Pesce Pazzo Ristorante e Bar has the potential to be special. Situated in the former home of Mount Vernon at the Wharf off Route 1A in Revere, it has spectacular water views from its outdoor deck. It feels like the North Shore’s answer to Quincy’s Marina Bay restaurants. Inside, it’s open and elegant, seating 176 near a warm wood-fired oven.
But Pesce Pazzo is in the midst of an identity crisis. Prices climb a bit too high on occasion — not every dish on the menu qualifies for Cheap Eats’ under-$20 limit, and portions often don’t align with price tags. It’s a nice location, sure, but is it really fine dining or just a place to grab a meal after a day of boating?
Turns out it’s both. Co-owner John Beatrice says they’re going for “chic casual, since we’re not near the water, we’re on the water, right on the river that leads into the ocean. That’s why we stay with that chic casual vein, that city feel. People can feel like they’re in the city, but don’t forget, we have the boaters who come in in their swimsuits.”
Even if it’s intentional, there’s still room for improvement. Though it’s early. The place opened in late June.
The pastas are the draw, and the waitress excitedly tells us they are made in-house. Gnocchi ($11 half; $16 full) is oily in a brown butter sauce, toasted sage, and plenty of garlic. It’s a skimpy, underwhelming portion. It could use a lot more flavor. Stuffed ravioli ($12 half; $17 full) are filled with a delicious porcini and ricotta mixture that features sauteed hen-of-the-woods and oyster mushrooms, again in a brown butter sauce. It’s also small, but one of the top items on the menu.
Oddly, the best starch is a side to two entrees. The risotto is fantastic. It is paired with smoked half-roasted chicken ($19); it also comes with breaded haddock with lemon herb risotto ($19). The chicken, endorsed by our waitress as her favorite, is smoked to the point of distraction, but still fairly juicy. The waitress’s warning about the smoky quality turns out to be shrewd. Unprepared, the taste would likely have been far more jarring. The haddock looks overcooked but actually tastes right. Both entrees are quite good, but the risotto, particularly the wild mushrooms, is the star of the meal.

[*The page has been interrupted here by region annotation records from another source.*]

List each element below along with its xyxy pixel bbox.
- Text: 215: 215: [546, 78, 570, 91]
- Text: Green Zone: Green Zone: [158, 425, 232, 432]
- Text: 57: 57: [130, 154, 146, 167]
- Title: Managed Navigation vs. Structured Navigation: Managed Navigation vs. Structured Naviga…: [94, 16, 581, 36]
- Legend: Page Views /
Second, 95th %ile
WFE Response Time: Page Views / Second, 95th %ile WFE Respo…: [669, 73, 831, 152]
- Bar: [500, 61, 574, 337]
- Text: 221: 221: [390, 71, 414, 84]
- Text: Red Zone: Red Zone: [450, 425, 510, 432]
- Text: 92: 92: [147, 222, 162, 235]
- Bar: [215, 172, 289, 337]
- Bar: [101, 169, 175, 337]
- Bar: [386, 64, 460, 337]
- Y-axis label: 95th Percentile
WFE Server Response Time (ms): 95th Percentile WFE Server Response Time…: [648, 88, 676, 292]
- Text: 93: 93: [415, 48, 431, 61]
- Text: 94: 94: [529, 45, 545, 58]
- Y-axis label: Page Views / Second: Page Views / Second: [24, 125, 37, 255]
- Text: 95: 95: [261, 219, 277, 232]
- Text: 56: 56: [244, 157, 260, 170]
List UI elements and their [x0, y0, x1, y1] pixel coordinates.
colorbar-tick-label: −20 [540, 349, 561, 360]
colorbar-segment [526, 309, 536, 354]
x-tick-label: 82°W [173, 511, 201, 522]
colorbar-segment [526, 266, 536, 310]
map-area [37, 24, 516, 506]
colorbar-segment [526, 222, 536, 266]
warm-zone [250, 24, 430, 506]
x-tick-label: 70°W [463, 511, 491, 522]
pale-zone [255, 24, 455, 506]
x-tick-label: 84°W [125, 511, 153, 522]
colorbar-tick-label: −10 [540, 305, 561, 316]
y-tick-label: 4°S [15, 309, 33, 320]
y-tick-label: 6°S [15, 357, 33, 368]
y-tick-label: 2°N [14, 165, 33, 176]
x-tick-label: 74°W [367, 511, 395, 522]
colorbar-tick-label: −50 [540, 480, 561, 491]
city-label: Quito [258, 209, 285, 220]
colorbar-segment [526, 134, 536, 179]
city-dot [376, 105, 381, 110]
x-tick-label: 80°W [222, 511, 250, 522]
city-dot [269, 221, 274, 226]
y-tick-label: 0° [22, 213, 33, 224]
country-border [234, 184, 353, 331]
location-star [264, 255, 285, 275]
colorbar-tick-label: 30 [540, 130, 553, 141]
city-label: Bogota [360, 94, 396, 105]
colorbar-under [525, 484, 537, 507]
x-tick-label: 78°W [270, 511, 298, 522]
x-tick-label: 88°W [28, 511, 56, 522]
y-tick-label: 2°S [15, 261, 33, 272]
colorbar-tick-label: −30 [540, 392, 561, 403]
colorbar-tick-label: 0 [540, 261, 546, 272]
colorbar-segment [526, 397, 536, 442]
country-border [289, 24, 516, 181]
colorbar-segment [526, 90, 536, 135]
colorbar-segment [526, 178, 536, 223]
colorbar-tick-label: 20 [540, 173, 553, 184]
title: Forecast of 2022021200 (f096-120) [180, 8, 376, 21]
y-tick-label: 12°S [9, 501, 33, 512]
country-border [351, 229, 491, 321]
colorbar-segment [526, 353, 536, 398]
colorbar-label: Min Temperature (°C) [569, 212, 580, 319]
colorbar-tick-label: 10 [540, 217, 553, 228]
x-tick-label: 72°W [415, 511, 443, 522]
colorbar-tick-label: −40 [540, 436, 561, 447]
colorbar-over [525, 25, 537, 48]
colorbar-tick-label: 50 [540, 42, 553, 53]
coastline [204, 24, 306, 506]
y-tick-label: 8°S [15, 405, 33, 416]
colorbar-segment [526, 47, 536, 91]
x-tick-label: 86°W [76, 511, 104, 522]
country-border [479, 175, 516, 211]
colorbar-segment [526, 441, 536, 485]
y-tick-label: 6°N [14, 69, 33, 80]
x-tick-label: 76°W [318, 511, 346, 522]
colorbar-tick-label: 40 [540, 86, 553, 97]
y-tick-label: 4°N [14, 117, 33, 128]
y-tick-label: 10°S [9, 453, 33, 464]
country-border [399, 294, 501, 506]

As for that wood-fired oven, an import from Naples, pizzas run up to $15 for what would be considered a small at many pizzerias. The most affordable is the Margherita ($11), with chunks of Buffalo mozzarella, San Marzano tomatoes, and basil. It’s plain but satisfying, especially for red sauce lovers.
The appetizer formaggio della casa ($9), is a good representation of the overall restaurant, full of highs and lows. The plate is made up of various Italian cheeses, berries and fruits, quince paste, and fantastic toasted ciabatta. Several cheeses are devoured almost instantly, some remain nearly untouched. But pair this appetizer with one of the 42 wines and it’s a nice way to start the meal, even if it’s got some missteps.
Among the higher-priced items, bistecca buttero is a porcini-encrusted 16-ounce rib-eye that sells for $34, while guazzeto di mare, a seafood medley, is priced at $29.
Pesce Pazzo is a work in progress. Even its biggest selling point, the beautiful outdoor seating, could be troublesome once the summer ends. With that in mind, Beatrice says they are planning a second menu for the fall and winter, with eight to 10 new items. “We know the challenge when the winter hits,” he says. “We know being on the water is a double-edged sword. Who thinks of New England seafood and eating on the water in the wintertime? That’s why we’re trying to create an environment inside, with the wood-fired oven, to create a warm feeling.”
For now, the feeling, like the weather, yo-yos between warm and cool. But if Pesce Pazzo keeps developing its menu and identity, it could draw a steady crowd, regardless of what’s going on outside.